Ewhurdjakpo was picked as the running mate to Douye Diri in the Bayelsa state governorship election. On 16 November 2019, Bayelsa Governorship Election, the candidate of the APC, David Lyon was declared winner having polled 352,552 votes to defeat Douye Diri, who polled 143,172 votes.

On 13 February 2020, the supreme court in Abuja ordered the Independent National Electoral Commission to withdraw the Certificate of Return issued to the All Progressives Congress candidate David Lyon as his running mate Degi Eremienyo Wangagra had been found guilty of presenting false certificates. The court also asked INEC to issue a new certificate of return to the candidate of the party with the next highest votes and with the required constitutional spread of votes.

On 21 February 2020, an Area Court in Lugbe Abuja ordered the Department of State Services (DSS) to investigate the allegation of forgery of a National Youth Service Corp (NYSC) certificate levelled against Ewhrudjakpo.

==Public service==
Ewhrudjakpo served as Commissioner for Works and Infrastructure under the Restoration Government of the immediate past Governor of Bayelsa State, His Excellency, Senator Henry Seriake Dickson. He held this position for the full eight-year tenure of the administration.

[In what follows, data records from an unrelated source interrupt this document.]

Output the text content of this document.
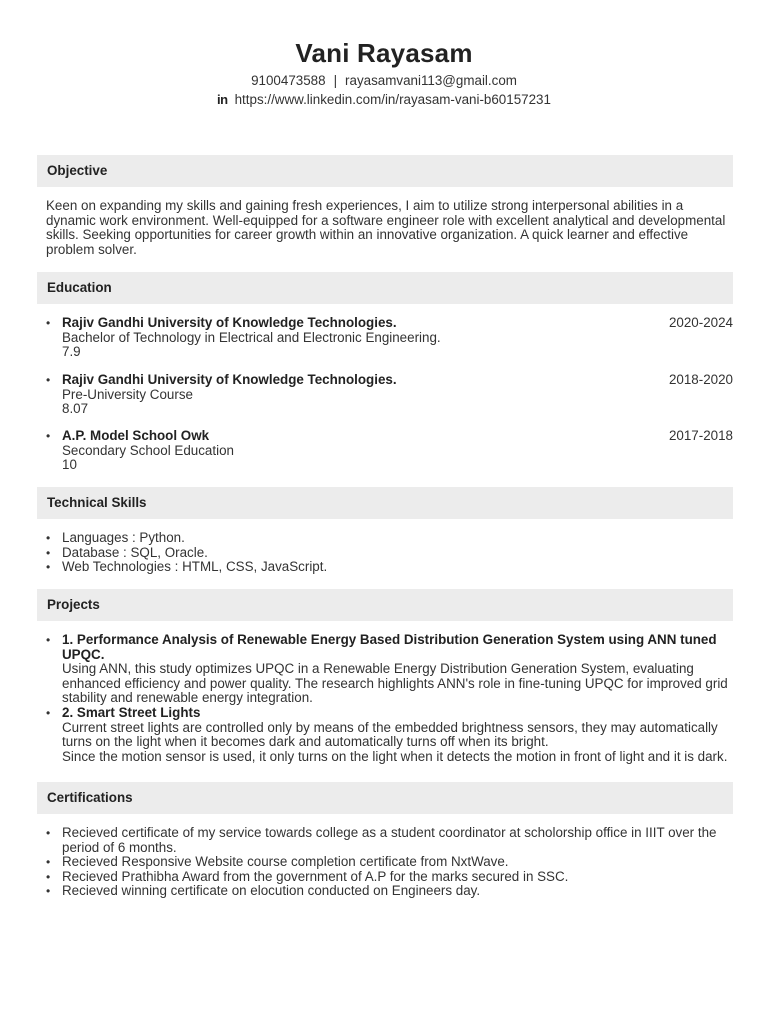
Vani Rayasam
9100473588 | rayasamvani113@gmail.com
in https://www.linkedin.com/in/rayasam-vani-b60157231
Objective
Keen on expanding my skills and gaining fresh experiences, I aim to utilize strong interpersonal abilities in a dynamic work environment. Well-equipped for a software engineer role with excellent analytical and developmental skills. Seeking opportunities for career growth within an innovative organization. A quick learner and effective problem solver.
Education
• Rajiv Gandhi University of Knowledge Technologies.
Bachelor of Technology in Electrical and Electronic Engineering.
7.9
2020-2024
• Rajiv Gandhi University of Knowledge Technologies.
Pre-University Course
8.07
2018-2020
• A.P. Model School Owk
Secondary School Education
10
2017-2018
Technical Skills
• Languages : Python.
• Database : SQL, Oracle.
• Web Technologies : HTML, CSS, JavaScript.
Projects
• 1. Performance Analysis of Renewable Energy Based Distribution Generation System using ANN tuned UPQC.
Using ANN, this study optimizes UPQC in a Renewable Energy Distribution Generation System, evaluating enhanced efficiency and power quality. The research highlights ANN's role in fine-tuning UPQC for improved grid stability and renewable energy integration.
• 2. Smart Street Lights
Current street lights are controlled only by means of the embedded brightness sensors, they may automatically turns on the light when it becomes dark and automatically turns off when its bright.
Since the motion sensor is used, it only turns on the light when it detects the motion in front of light and it is dark.
Certifications
• Recieved certificate of my service towards college as a student coordinator at scholorship office in IIIT over the period of 6 months.
• Recieved Responsive Website course completion certificate from NxtWave.
• Recieved Prathibha Award from the government of A.P for the marks secured in SSC.
• Recieved winning certificate on elocution conducted on Engineers day.
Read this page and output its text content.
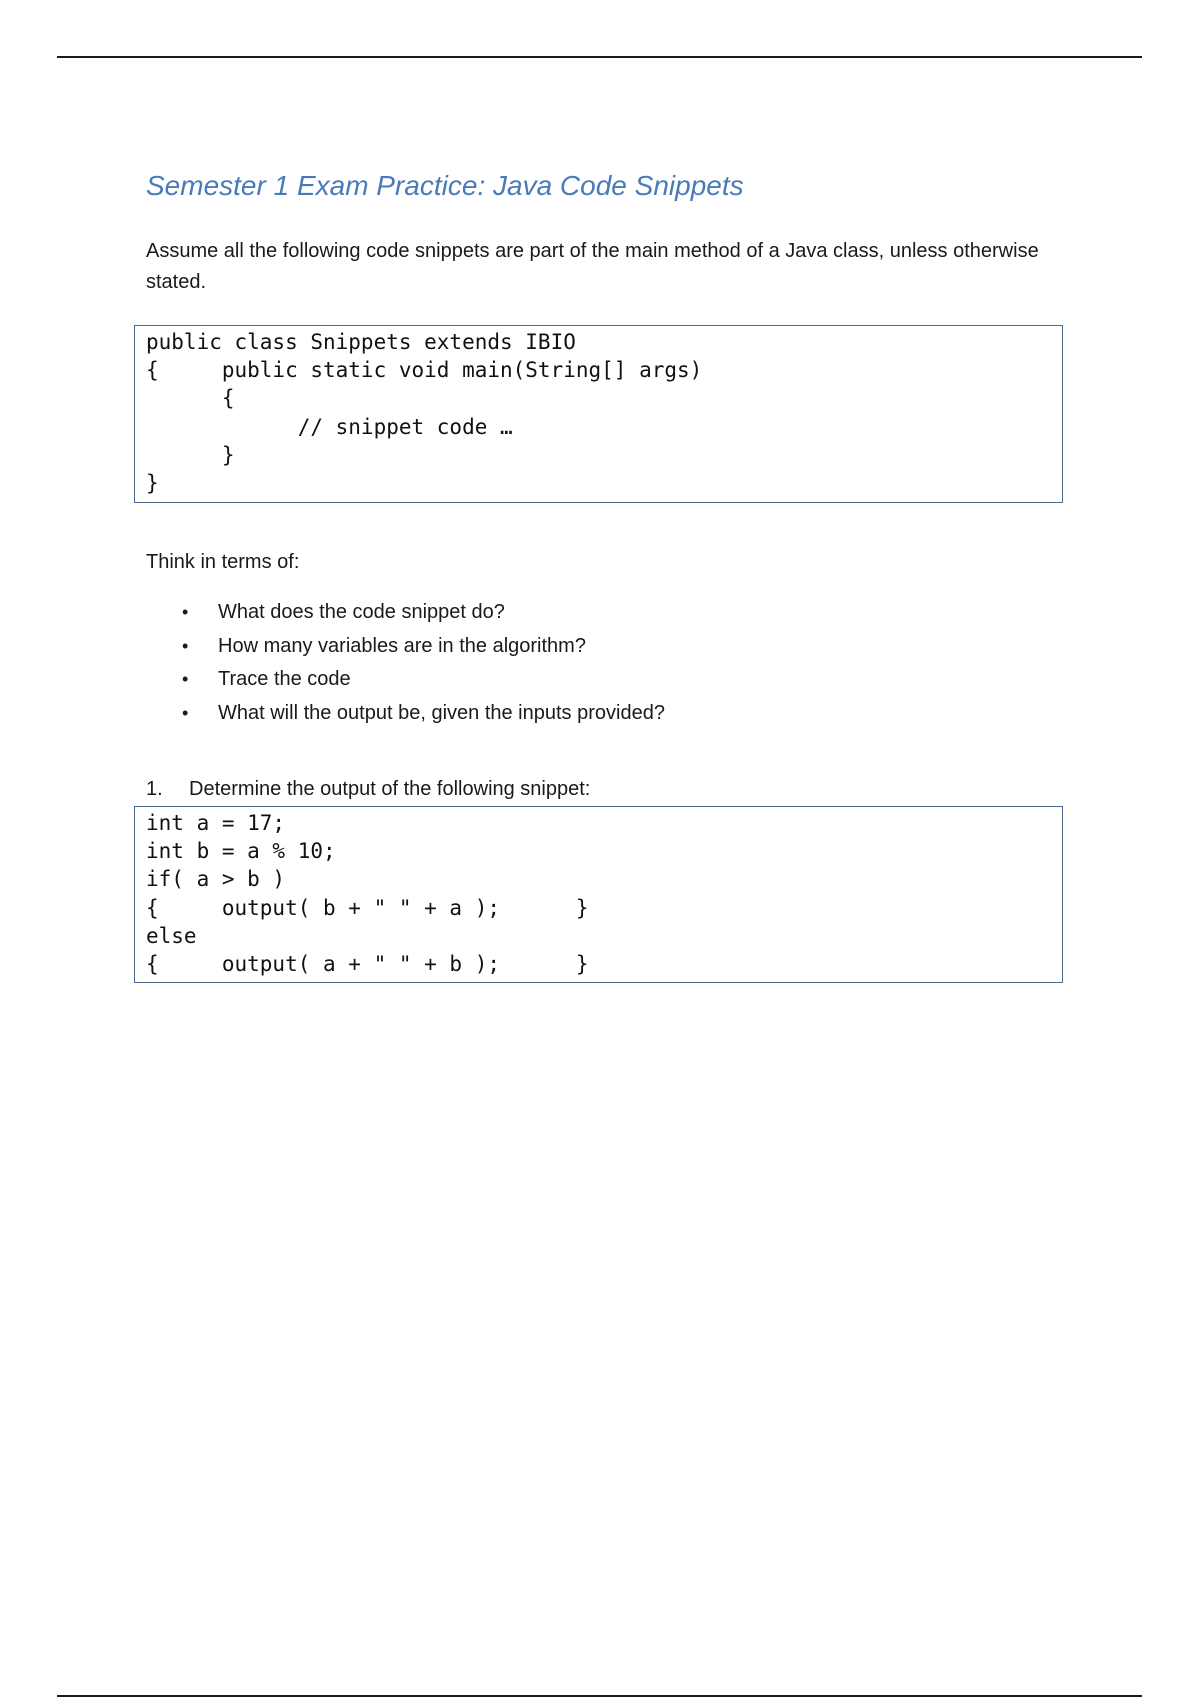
Semester 1 Exam Practice: Java Code Snippets

Assume all the following code snippets are part of the main method of a Java class, unless otherwise stated.

public class Snippets extends IBIO
{     public static void main(String[] args)
{
// snippet code …
}
}

Think in terms of:

• What does the code snippet do?
• How many variables are in the algorithm?
• Trace the code
• What will the output be, given the inputs provided?

1. Determine the output of the following snippet:

int a = 17;
int b = a % 10;
if( a > b )
{     output( b + " " + a );      }
else
{     output( a + " " + b );      }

One of his most significant achievements during this period was the construction of the Bayelsa International Airport. Despite the challenging economic climate marked by a national recession, Senator Ewhrudjakpo demonstrated resilience and commitment in ensuring the successful execution of this landmark project, alongside several other key infrastructural developments.

Later serving as the Deputy Governor of Bayelsa State under the Prosperity Administration led by Governor Douye Diri, Ewhrudjakpo played a critical role in resolving numerous long-standing inter- and intra-communal disputes. His efforts in conflict resolution significantly contributed to the stabilisation of local communities and enhanced the security of vital national assets, including oil pipelines across the state's creeks.

In addition to his responsibilities in Bayelsa, Ewhrudjakpo was appointed Chairman of the Nigerian International Coastal Border Platform. This strategic platform comprises the coastal states of Lagos, Delta, Ogun, Akwa Ibom, Cross River, Ondo, and Bayelsa. Its primary objective is to harmonise maritime laws, including the effective implementation of the Suppression of Piracy and other Maritime Offences (SPOMO) Act, to combat piracy and other maritime-related crimes across Nigeria’s coastal borders.

==Death==
On 11 December 2025, Ewhrudjakpo slumped and was rushed to the Federal Medical Centre, Yenagoa, for urgent medical attention. It was later announced that he had died at the age of 60.